Le marché noir du RBM, qui existait jusqu’en 1993 (tirant parti de l’existence de deux monnaies distinctes en Chine, avec le monnaie des étrangers, aujourd’hui défunte (FEC), réservé aux étrangers) refait surface sur les marchés libres: dans les grandes villes, s’y pratique l’achat du USD au taux de 8,5, au lieu du taux légal de 8,29.Ces fonds changeraient ensuite de main et seraient à Wenzhou (Fujian, capitale notoire de la contrefaçon), à 9,5Y/USD.
Une autre technique pour accaparer le billet vert, consiste à les obtenir des banques (avec leur complicité), moyennant titres commerciaux ou chèques falsifiés, et remboursement de taxes sur des exportations fictives. Toutes ces pratiques viennent d’être une fois de plus interdites par la Cour suprême, sous peine de châtiments sévères. Elles expriment la demande générale en valeurs-refuge, le spectre de la dévaluation. Jiang ne s’y trompe d’ailleurs pas en réaffirmant, cette semaine à des hôtes nippons, « ne pouvoir exclure à 100% une baisse du RMB ».Même si cette annonce, du type « retenez moi, ou …», a aussi pour objet de faire pression sur le Japon, sur des dossiers monétaires et autres! (voir rubrique politique)
La petite soeur chinoise du magazine ELLE (Hachette-Phillipacci) a fait un coup médiatique en renonçant à sa soirée de gala de 2MY pour son 10ème anniversaire, et donner la somme à la Croix Rouge chinoise, en aide aux victimes des inondations.
390M de doses de vaccin pour volailles par an: c’est ce que produira, dès fin 1999, Merial SAS, leader français du marché, en coopé (JV 50/50) avec la vénérable Usine Pharma.
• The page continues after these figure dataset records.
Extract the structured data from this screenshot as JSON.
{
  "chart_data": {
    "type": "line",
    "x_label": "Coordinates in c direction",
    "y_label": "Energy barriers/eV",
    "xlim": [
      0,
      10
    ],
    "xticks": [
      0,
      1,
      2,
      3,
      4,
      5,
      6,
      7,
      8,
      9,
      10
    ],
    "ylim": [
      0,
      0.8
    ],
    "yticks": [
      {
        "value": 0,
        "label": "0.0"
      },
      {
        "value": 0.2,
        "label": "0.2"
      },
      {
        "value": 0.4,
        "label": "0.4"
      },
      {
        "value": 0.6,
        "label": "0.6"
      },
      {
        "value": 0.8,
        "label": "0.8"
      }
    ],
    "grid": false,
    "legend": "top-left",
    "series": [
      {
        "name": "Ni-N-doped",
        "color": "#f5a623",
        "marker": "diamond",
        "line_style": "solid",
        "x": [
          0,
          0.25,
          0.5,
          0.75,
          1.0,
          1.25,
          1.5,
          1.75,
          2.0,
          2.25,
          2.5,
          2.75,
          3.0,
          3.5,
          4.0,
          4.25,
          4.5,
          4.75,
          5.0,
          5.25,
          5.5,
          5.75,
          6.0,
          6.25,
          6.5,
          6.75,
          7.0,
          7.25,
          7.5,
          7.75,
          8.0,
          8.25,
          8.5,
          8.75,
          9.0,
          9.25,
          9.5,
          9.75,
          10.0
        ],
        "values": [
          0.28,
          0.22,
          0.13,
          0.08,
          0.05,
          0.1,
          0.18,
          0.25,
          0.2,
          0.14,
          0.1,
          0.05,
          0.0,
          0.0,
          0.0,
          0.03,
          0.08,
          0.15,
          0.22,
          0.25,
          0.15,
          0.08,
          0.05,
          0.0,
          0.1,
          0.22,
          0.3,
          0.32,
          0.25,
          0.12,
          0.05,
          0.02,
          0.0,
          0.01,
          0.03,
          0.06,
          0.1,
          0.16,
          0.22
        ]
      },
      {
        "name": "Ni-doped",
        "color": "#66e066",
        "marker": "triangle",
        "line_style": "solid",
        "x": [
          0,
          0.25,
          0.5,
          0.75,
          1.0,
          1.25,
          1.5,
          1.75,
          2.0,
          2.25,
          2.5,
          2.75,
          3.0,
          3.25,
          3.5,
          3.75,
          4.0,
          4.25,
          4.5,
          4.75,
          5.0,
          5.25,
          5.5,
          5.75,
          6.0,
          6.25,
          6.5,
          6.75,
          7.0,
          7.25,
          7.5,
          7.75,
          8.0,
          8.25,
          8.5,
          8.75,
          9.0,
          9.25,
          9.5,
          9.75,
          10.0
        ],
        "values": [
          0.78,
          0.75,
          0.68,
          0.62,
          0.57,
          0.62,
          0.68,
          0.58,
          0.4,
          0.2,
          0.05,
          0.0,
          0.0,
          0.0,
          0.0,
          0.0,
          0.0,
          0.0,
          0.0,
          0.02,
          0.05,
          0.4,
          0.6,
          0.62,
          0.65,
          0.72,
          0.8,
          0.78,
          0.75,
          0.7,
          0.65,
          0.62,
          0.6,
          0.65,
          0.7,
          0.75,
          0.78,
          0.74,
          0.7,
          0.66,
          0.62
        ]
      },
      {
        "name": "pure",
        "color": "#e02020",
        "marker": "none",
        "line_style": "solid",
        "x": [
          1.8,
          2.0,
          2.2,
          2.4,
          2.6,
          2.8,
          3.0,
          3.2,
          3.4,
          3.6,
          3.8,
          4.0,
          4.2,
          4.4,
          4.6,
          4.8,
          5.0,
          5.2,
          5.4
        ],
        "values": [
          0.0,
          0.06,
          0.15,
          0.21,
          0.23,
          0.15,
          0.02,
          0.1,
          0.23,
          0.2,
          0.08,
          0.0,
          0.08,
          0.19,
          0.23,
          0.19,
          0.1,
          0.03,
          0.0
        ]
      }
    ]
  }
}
De Nankin (65 ans). « Nanjing-Merial Animal Health ltd », coûte 12,4 M USD à ses auteurs, mais pourra compter sur la forte demande de ce 1er marché mondial pour les oeufs, comme pour la viande avine.
En diplomatie, le 1er semestre avait été celui des USA, conclu par la visite fastueuse de Bill Clinton à Pékin. Ce second semestre sera celui de l’Europe, avec, d’octobre à décembre, les visites de pas moins de 6 Premiers Ministres de l’UE, ainsi que du Président de la Commission Jacques Santer.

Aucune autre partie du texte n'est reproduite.